Auch wenn der Sturz realtiv wild aussah, gab nur blaue Flecken und Kreislaufprobleme.

Auch wenn der Aufbau des Turms schon eine große Leistung war, so war doch eine gewissen Enttäuschung zu spüren. Immerhin hatte die Konstruktion in den Proben schon mehrmals reibunglos funktioniert.

So unerschrocken die Kiddies, die ganz nach oben klettern, auch sind, so wurden sie doch durch den Sturz etwas eingeschüchtert. Immerhin sind sie aus der Höhe von drei Häusestockwerken gefallen.

Ein Teil der Canalla (so heißen die Kinder im Verein) musste sich also erst mal vom Schreck erholen und wir mussten mal wieder etwas umplanen.

Irgenwie war dann in den nächsten Konstruktionen der Wurm drin. Sowohl die Enttäuschung (auf sehr hohem Niveau) wie auch die Hitze und die blendende Sonne verlangten den Castellers alle vorhandene Kraft ab. Von den nächsten drei Konstruktionen konnten wir nur eine wieder richtig abbauen. Am Ende war es trotzdem der zweitbeste Auftritt des Jahres und wir waren mit Abstand die besten auf dem Platz.

Ich habe also wieder vier Stunden in der sengenden Mittagssonne ohne Schatten auf dem Platz gestanden, nur um mich alle 45 Minuten in eine Menschentraube zu drücken und dadurch noch mehr zu schwitzen. Damit dann ca. 5 Minuten später mir entweder ein Fuß gegen den Kopf stößt oder Menschen über mich klettern. Nach den 4 Stunden war ich mir definitiv nicht mehr sicher ob der Schweiß auf meinem T-Shirt wirklich von mir oder von anderen war.

Warum mir das unheimlich Spaß macht, ist mir auch nicht ganz klar.

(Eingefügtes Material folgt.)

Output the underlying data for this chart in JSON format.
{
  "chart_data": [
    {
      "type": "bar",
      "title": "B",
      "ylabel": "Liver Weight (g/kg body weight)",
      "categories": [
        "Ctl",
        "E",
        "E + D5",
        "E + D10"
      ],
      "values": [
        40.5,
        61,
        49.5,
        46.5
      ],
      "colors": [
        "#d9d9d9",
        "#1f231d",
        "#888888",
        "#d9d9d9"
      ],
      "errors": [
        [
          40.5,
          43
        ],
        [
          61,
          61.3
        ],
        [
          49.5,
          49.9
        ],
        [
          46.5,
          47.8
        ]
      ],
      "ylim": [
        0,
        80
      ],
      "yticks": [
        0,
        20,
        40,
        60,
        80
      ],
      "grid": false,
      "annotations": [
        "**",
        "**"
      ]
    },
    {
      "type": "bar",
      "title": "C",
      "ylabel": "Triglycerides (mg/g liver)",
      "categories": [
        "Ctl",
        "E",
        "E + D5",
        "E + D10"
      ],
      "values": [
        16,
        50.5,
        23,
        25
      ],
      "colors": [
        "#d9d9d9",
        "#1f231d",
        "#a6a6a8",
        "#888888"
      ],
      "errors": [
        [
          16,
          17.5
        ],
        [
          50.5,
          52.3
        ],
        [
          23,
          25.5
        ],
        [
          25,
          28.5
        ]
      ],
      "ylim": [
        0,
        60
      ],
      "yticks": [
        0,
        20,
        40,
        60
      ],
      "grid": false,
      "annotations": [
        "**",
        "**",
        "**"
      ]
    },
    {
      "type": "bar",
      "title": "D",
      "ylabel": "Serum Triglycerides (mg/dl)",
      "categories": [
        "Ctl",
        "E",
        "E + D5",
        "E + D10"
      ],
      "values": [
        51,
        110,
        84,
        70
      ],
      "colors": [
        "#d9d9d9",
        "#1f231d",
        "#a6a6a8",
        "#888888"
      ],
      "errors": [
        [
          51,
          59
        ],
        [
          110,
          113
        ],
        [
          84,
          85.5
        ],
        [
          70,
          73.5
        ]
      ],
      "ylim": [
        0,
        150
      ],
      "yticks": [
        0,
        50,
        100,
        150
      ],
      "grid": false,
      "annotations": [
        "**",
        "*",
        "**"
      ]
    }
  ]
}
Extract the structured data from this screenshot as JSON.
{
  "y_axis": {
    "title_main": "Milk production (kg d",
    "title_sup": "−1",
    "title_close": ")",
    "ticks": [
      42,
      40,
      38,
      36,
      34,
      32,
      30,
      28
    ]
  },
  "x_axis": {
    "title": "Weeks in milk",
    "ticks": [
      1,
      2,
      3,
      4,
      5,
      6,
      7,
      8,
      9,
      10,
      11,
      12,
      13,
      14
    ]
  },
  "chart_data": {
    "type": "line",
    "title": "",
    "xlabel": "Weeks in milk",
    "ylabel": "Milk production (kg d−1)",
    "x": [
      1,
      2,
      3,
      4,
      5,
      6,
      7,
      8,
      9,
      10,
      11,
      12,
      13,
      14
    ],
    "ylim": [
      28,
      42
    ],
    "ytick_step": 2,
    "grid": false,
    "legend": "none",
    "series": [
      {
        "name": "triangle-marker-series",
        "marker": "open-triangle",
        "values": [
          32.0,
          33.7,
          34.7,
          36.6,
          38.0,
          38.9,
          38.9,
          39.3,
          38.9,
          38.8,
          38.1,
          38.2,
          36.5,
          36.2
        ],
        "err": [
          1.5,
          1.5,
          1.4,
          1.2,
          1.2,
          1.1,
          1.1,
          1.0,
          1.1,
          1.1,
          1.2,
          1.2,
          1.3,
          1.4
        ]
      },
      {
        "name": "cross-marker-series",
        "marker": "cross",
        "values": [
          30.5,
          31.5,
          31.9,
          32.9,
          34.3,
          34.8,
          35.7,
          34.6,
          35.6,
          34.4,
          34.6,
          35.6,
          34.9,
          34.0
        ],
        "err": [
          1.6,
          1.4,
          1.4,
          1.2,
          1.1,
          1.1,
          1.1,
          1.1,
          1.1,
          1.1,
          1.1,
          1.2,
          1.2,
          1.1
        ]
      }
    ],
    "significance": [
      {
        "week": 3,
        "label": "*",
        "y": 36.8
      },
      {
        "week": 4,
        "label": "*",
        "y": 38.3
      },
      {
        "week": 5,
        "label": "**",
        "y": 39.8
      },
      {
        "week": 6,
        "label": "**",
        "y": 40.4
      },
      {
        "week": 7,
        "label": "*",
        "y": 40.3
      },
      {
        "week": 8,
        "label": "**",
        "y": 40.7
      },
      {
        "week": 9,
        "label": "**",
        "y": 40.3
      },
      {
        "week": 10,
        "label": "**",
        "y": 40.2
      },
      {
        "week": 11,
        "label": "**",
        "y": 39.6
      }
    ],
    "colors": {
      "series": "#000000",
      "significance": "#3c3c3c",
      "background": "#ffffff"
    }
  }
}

Die spinnen die Katalanen!!

Gestern war der eigentliche Feiertag, auf den sich die Stadt Tarragona mit 8 weiteren Tagen voller Feiern vorbereitet hat. Bislang waren die Festaktivitäten „nur“ von 12:00 Mittags bis ca. 4:00 Uhr nachts, aber am 9. Tag ging dann das erst Fest wirklich los.

Im Programm gibt es hierfür eigens einen Teil für die Nacht vom 22. auf den 23. September.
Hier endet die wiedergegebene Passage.